Nel 383 l’unità della Chiesa venne assicurata con il nuovo imperatore Teodosio, di origine ispanica, che proclamò il Cristianesimo unica religione ufficiale dell’impero romano con la corrispettiva proibizione di ogni culto pagano. E allora appare chiaro che la Chiesa cristiana deve camminare con la storia, con il proprio tempo, con la capacità di non rinnegare o trascurare nulla del passato, ma sapendo distinguere bene tra contenuto di fede e aspetti disciplinari che ovviamente vanno introdotti in base alle esigenze del tempo ma che sono destinati a subire mediazioni, trasformazioni ed anche abolizioni.
Provvidenzialmente viviamo in un momento in cui la Chiesa, certamente sulla spinta degli ultimi Papi, Giovanni, Paolo, Giovanni Paolo, Benedetto, Francesco, e soprattutto del Concilio Vaticano II, abbiamo la possibilità di discutere, contrapporci, approfondire, ipotizzare, vivere il messaggio di Gesù sulla solida base della Tradizione ed entro lo sviluppo della storia. Sempre in religioso ascolto della Parola dello Spirito. La via da percorrere senza alcuna illusione è sempre difficile e piena di inciampi (in greco: skàndalon) ma che deve essere percorsa il più possibile in conformità al messaggio evangelico.
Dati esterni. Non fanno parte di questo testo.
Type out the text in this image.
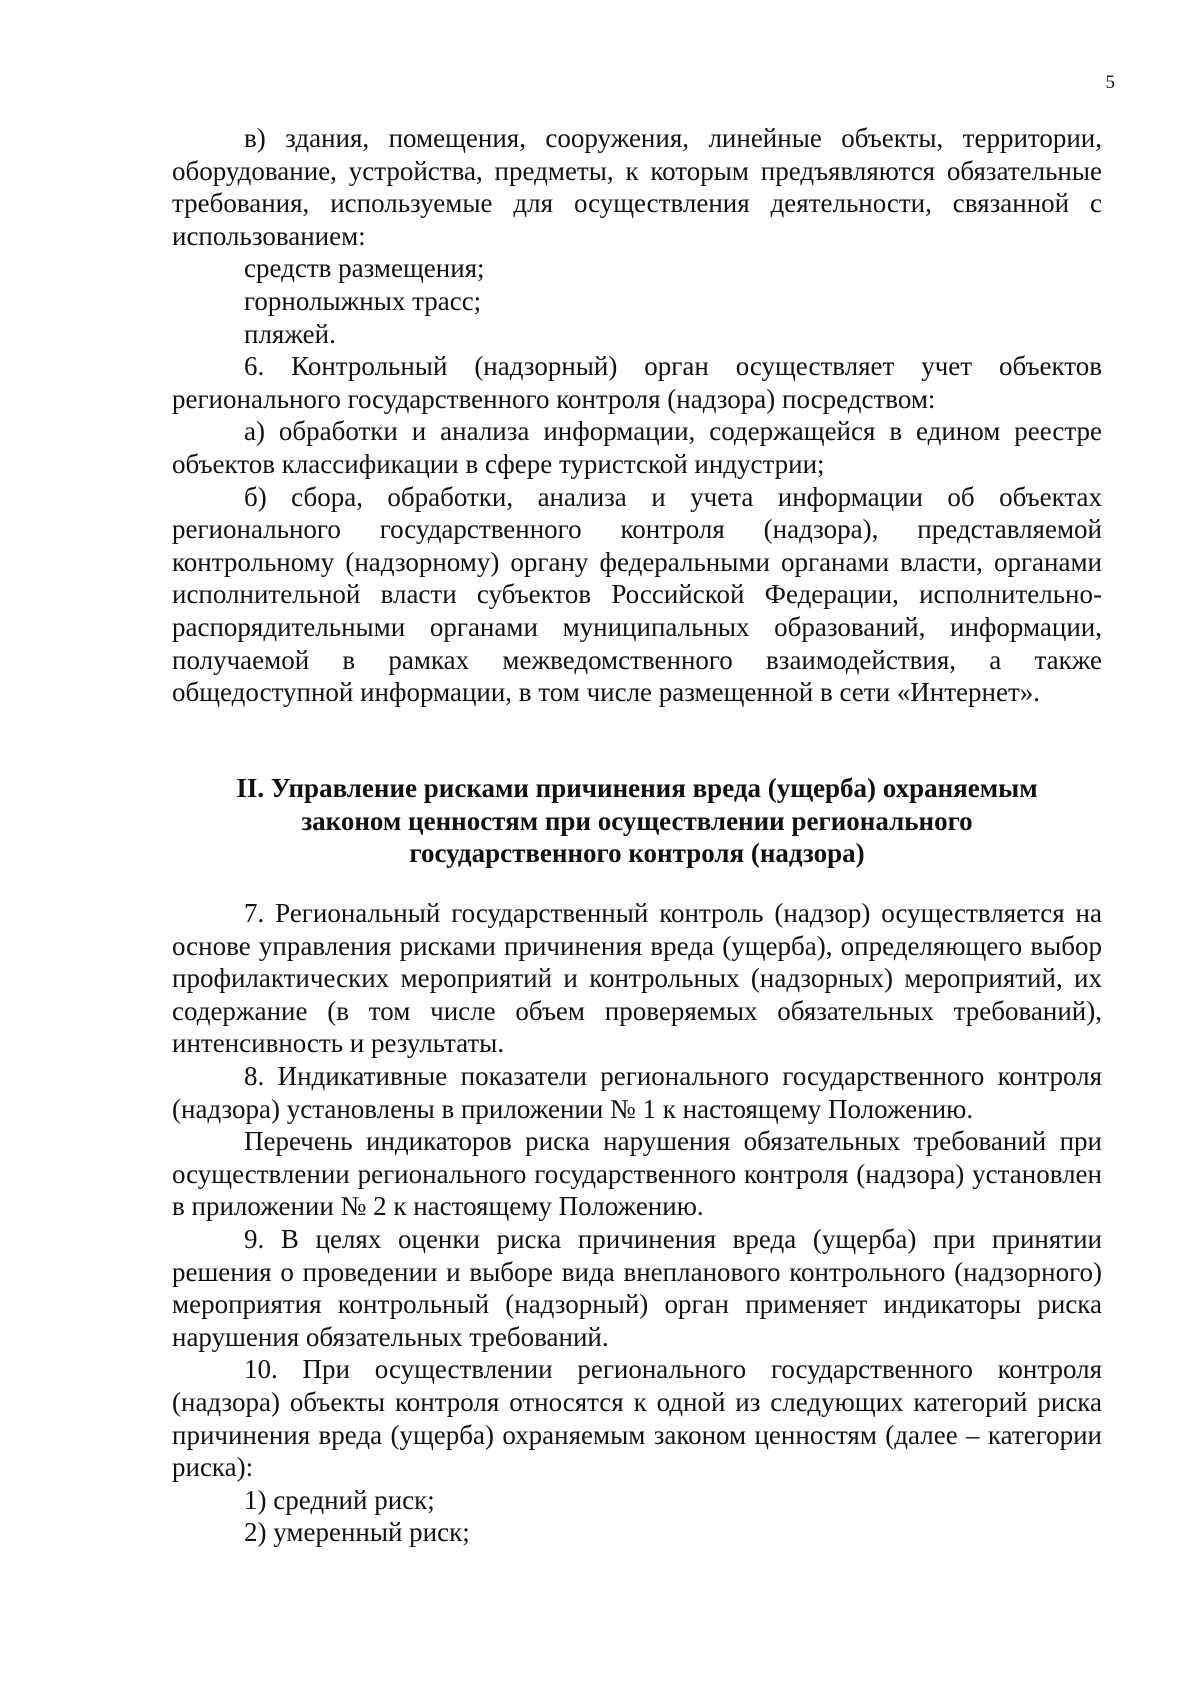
5

в) здания, помещения, сооружения, линейные объекты, территории, оборудование, устройства, предметы, к которым предъявляются обязательные требования, используемые для осуществления деятельности, связанной с использованием:

средств размещения;

горнолыжных трасс;

пляжей.

6. Контрольный (надзорный) орган осуществляет учет объектов регионального государственного контроля (надзора) посредством:

а) обработки и анализа информации, содержащейся в едином реестре объектов классификации в сфере туристской индустрии;

б) сбора, обработки, анализа и учета информации об объектах регионального государственного контроля (надзора), представляемой контрольному (надзорному) органу федеральными органами власти, органами исполнительной власти субъектов Российской Федерации, исполнительно-распорядительными органами муниципальных образований, информации, получаемой в рамках межведомственного взаимодействия, а также общедоступной информации, в том числе размещенной в сети «Интернет».

II. Управление рисками причинения вреда (ущерба) охраняемым
законом ценностям при осуществлении регионального
государственного контроля (надзора)

7. Региональный государственный контроль (надзор) осуществляется на основе управления рисками причинения вреда (ущерба), определяющего выбор профилактических мероприятий и контрольных (надзорных) мероприятий, их содержание (в том числе объем проверяемых обязательных требований), интенсивность и результаты.

8. Индикативные показатели регионального государственного контроля (надзора) установлены в приложении № 1 к настоящему Положению.

Перечень индикаторов риска нарушения обязательных требований при осуществлении регионального государственного контроля (надзора) установлен в приложении № 2 к настоящему Положению.

9. В целях оценки риска причинения вреда (ущерба) при принятии решения о проведении и выборе вида внепланового контрольного (надзорного) мероприятия контрольный (надзорный) орган применяет индикаторы риска нарушения обязательных требований.

10. При осуществлении регионального государственного контроля (надзора) объекты контроля относятся к одной из следующих категорий риска причинения вреда (ущерба) охраняемым законом ценностям (далее – категории риска):

1) средний риск;

2) умеренный риск;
Proprio qui s’inscrive l’azione di Papa Francesco nel dare la parola a tutti, vescovi, preti, diaconi religiosi e religiose, laici e laiche superando definitivamente una Chiesa dalla bocca chiusa e irrigidita di non lontana memoria e soprattutto guardando ai ruoli gerarchici non come barriere ma come strutture a servizio di ciascuno e di tutti.
Per il momento Papa Francesco ci chiede di partecipare e di camminare insieme almeno per i prossimi due anni.